The United Nations, the EU and the African Union are among the organizations targeted by the international medical aid organization Doctors Without Borders (MSF) on World Refugee Day. In a report entitled 'Out of Libya: Opening safe pathways for vulnerable migrants stuck in Libya,' MSF has called for much greater efforts for migrants in the north African country who are victims of trafficking, torture, sexual abuse, extortion and violence.
For hundreds of thousands of migrants trapped in Libya – both inside and outside detention centers – MSF says the only way to achieve safety and security is to leave. But very few legal routes exist, causing many to attempt dangerous sea crossing in unseaworthy inflatable boats.
'Staying in Libya is facing death'
John, a 38-year-old Eritrean asylum seeker, left his country to escape the mandatory military service which the UN has described as 'akin to slavery.' He fled to Sudan and then crossed the Sahara to Libya, where he decided to try to register with the UNHCR in the hope of being resettled to a third country. In Libya though, he was detained several times in four detention centers. While hoping that he would eventually be evacuated, he was frequently assaulted, beaten and robbed, until he lost hope and decided to risk the crossing to Italy.
"What was I waiting for? Why to stay in Libya if UNHCR is not calling me? Trying to cross the sea is facing death, but staying in Libya is facing death too," John is quoted in the report as saying.
The deadliest known migration route in the world, the Central Mediterranean claims thousands of lives each year. The MSF report says the few legal pathways to safe countries set up by the UN refugee agency UNHCR and the International Organization for Migration (IOM) are too slow and restrictive.
There are around 600,000 migrants living in Libya, according to MSF. Last year, of around 40,000 people registered with the UNCHR’s resettlement program, just 1,662 left Libya. A further 3,000 people left through the IOM’s voluntary return program.
Humanitarian corridors, more resettlement slots
MSF has proposed alternative pathways based on the humanitarian corridor program through which some highly vulnerable migrants have received safe passage to Italy. The organization is talking with French authorities about ways to evacuate survivors of torture and violence, as well as people with serious medical conditions. This type of mechanism could be duplicated in other safe countries, it says.
"Realistically, what we can do to help [people who are arbitrarily detained or at risk of violence] in Libya is limited," says Jerome Tubiana, MSF advocacy manager for Libya. "To truly protect the most vulnerable people, we must urgently get them out of the detention system and out of the country."
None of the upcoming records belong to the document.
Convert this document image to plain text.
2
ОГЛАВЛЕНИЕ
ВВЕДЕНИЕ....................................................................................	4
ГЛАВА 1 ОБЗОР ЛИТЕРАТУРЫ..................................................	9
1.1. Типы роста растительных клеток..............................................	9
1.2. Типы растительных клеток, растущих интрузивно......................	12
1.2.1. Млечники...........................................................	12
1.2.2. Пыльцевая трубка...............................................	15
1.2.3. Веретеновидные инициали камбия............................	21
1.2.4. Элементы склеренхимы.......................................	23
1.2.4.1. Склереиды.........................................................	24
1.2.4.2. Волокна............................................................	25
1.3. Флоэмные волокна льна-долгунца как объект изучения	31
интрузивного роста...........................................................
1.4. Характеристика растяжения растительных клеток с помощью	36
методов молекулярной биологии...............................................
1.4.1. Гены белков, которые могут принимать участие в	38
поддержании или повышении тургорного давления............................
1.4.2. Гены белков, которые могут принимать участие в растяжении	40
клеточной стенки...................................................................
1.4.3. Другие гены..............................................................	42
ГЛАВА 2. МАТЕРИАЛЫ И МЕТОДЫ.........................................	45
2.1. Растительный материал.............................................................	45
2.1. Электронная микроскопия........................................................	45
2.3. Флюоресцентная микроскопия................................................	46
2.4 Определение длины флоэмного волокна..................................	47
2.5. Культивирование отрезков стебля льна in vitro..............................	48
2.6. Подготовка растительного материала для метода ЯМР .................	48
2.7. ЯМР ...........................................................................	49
In addition to humanitarian evacuation, the report also recommends a significant increase in the number of slots for resettlement to third countries of asylum. The UNHCR should overhaul its criteria for recognizing persons of concern, with "no limitations in terms of nationalities and prioritization of cases based on a person's need for protection."
MSF also calls on the African Union and its member states to set up procedures to ensure the voluntary repatriation of everyone who is willing to return to their home country. Libyan authorities must promptly facilitate evacuation flights from Libya as well as immediately release all arbitrarily detained migrants, refugees and asylum seekers, and end forced returns from Libya, in particular to countries where returnees' lives may be at risk.
Libyan authorities have been expelling migrants to their countries of origin, such as Chad, Niger, Algeria, Sudan, Tunisia, and Egypt, over the past two decades, with the aim of stopping smuggling of migrants across its land borders, according to the UN human rights office. These overland deportations are neither safe nor legal under international law, MSF says.
The report urges the European Union to review and possibly suspend "cooperation agreements with Libyan authorities, programs and activities in support of migration and border management in Libya," and to end support for the system of forcible returns from international waters in the Mediterranean Sea to Libya.